Less troubleshooting, more innovating
Digital infrastructures are complex and when problems arise, businesses often have to manually check every piece of infrastructure in their environment – which is almost impossible. However, when monitoring is powered by AI and automation, companies have the capability to proactively detect problems. That means not only detecting the problem, but also gathering the information required to uncover the root cause and fixing it.
By knowing exactly what is happening in the digital environment at any given time, businesses can see what is working and what is not. By having contextual intelligence across a complex infrastructure, and meaningful alerts that depict signal and eliminate noise, businesses can discern patterns and apply foresight to stop problems before they happen. With AI, businesses can even automate many of the troubleshooting steps, along with the remediation process itself.
Technology should enable businesses to see issues coming before they happen and help solve them automatically. It is analogous to an autonomous vehicle – let the AI make undistracted decisions for a safer driving experience than humans can provide. After all, it is only fair that if technology causes a problem, it should also fix the problem. However, it should do more. AI should allow organisations to spend less time troubleshooting and more time innovating – this will have a direct impact on the customer and their products and services.

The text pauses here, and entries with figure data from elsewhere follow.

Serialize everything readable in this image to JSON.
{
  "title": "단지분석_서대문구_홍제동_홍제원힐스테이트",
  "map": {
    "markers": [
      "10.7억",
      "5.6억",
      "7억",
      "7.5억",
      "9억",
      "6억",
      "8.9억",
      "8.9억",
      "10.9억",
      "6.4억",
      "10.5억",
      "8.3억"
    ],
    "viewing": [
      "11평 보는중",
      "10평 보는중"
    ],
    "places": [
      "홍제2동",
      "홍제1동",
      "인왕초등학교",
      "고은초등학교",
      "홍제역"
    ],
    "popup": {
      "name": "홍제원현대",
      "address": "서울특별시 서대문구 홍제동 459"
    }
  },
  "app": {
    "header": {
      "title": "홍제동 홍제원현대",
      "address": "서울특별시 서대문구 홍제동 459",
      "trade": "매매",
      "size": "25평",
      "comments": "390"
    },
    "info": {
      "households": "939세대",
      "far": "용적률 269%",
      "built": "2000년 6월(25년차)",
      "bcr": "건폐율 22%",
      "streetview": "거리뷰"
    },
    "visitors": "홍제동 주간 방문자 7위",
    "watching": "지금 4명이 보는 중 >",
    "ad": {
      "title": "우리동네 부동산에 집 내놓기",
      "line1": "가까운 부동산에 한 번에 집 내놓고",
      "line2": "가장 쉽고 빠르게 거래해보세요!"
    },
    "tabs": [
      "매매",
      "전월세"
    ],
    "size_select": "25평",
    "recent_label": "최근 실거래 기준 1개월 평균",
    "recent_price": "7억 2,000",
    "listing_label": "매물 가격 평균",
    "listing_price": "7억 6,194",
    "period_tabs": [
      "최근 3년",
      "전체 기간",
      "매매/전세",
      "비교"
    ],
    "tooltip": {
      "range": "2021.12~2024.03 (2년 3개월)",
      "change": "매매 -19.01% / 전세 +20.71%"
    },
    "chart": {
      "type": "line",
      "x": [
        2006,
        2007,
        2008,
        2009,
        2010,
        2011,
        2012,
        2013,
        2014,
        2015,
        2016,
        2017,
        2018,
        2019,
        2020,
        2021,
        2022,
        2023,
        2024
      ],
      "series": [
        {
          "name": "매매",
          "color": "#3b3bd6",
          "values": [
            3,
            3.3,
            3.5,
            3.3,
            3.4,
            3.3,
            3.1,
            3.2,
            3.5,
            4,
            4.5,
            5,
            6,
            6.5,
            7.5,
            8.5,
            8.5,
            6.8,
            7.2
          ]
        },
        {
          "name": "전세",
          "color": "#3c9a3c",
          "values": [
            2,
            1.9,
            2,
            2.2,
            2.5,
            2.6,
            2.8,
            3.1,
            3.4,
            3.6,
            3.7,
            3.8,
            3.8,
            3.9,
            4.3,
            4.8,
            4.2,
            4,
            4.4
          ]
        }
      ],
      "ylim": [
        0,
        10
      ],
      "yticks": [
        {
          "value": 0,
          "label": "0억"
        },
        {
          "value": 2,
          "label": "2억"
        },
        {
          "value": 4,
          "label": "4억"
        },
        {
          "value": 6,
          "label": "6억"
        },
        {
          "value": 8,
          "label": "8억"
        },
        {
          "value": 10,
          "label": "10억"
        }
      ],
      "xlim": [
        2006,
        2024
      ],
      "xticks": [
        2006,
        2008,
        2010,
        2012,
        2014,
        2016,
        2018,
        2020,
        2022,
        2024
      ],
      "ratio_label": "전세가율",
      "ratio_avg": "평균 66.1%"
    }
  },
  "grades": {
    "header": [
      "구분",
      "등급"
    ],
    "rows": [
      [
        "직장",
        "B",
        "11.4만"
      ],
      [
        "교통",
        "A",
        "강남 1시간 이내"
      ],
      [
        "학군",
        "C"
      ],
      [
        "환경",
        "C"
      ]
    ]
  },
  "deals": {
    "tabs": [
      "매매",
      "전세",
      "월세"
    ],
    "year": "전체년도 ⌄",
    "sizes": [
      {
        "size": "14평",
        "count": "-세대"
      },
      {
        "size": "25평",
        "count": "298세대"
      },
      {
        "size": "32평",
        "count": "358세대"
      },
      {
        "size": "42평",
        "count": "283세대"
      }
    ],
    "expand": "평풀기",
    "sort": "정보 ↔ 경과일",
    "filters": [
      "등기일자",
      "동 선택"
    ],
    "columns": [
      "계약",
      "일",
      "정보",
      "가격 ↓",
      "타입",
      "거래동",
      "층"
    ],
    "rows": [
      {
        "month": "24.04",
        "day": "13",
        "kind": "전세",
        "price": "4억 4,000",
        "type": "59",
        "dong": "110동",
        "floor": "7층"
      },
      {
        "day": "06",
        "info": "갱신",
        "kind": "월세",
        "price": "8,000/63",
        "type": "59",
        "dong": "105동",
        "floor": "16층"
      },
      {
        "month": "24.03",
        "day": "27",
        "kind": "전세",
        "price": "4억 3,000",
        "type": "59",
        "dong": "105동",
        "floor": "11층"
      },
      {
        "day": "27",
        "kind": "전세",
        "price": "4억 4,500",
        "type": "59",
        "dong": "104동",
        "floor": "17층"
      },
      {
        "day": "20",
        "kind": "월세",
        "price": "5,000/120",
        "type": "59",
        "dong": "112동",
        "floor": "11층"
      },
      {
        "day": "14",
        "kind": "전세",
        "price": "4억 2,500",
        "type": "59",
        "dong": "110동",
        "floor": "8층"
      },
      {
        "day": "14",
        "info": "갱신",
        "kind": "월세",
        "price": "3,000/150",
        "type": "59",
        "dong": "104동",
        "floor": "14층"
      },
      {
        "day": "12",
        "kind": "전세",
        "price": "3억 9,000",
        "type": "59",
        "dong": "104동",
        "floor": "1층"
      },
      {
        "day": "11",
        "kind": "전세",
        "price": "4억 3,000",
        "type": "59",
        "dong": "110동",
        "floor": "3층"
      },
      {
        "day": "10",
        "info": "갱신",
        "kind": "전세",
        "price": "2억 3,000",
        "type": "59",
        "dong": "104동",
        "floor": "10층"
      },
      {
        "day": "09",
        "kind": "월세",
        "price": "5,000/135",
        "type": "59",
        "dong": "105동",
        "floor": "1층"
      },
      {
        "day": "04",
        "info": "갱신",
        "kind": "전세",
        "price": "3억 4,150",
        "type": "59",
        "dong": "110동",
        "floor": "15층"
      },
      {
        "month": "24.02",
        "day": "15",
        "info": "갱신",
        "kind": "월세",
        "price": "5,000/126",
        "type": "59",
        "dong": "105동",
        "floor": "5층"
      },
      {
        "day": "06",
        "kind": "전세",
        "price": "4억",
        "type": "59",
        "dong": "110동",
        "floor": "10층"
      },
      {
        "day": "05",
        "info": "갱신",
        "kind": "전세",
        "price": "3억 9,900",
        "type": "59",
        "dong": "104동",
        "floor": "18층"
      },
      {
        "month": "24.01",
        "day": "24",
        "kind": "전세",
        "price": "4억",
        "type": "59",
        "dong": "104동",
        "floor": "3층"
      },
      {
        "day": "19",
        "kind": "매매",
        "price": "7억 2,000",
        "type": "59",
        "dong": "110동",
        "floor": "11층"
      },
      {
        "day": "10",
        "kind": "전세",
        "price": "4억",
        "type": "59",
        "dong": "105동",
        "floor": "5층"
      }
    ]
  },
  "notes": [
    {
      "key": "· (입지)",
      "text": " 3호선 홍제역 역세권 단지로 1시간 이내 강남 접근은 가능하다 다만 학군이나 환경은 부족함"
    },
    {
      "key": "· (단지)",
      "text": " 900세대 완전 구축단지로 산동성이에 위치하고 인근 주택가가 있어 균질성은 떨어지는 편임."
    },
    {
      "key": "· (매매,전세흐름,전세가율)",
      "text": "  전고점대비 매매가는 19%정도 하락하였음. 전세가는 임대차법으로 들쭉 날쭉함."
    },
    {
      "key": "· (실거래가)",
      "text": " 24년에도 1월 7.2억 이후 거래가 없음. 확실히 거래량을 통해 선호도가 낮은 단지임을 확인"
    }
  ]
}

Driving better customer experiences
Ultimately, when organisations embrace AI and start automating certain functions of the business, they will start winning. In today’s digital economy, customers demand a great, always-on experience. AI will not only drive better customer experiences, because their systems will be up and running all the time without experiencing outages, but their employees will be able to focus on contributing more to the overall success of the business. It’s a win-win situation.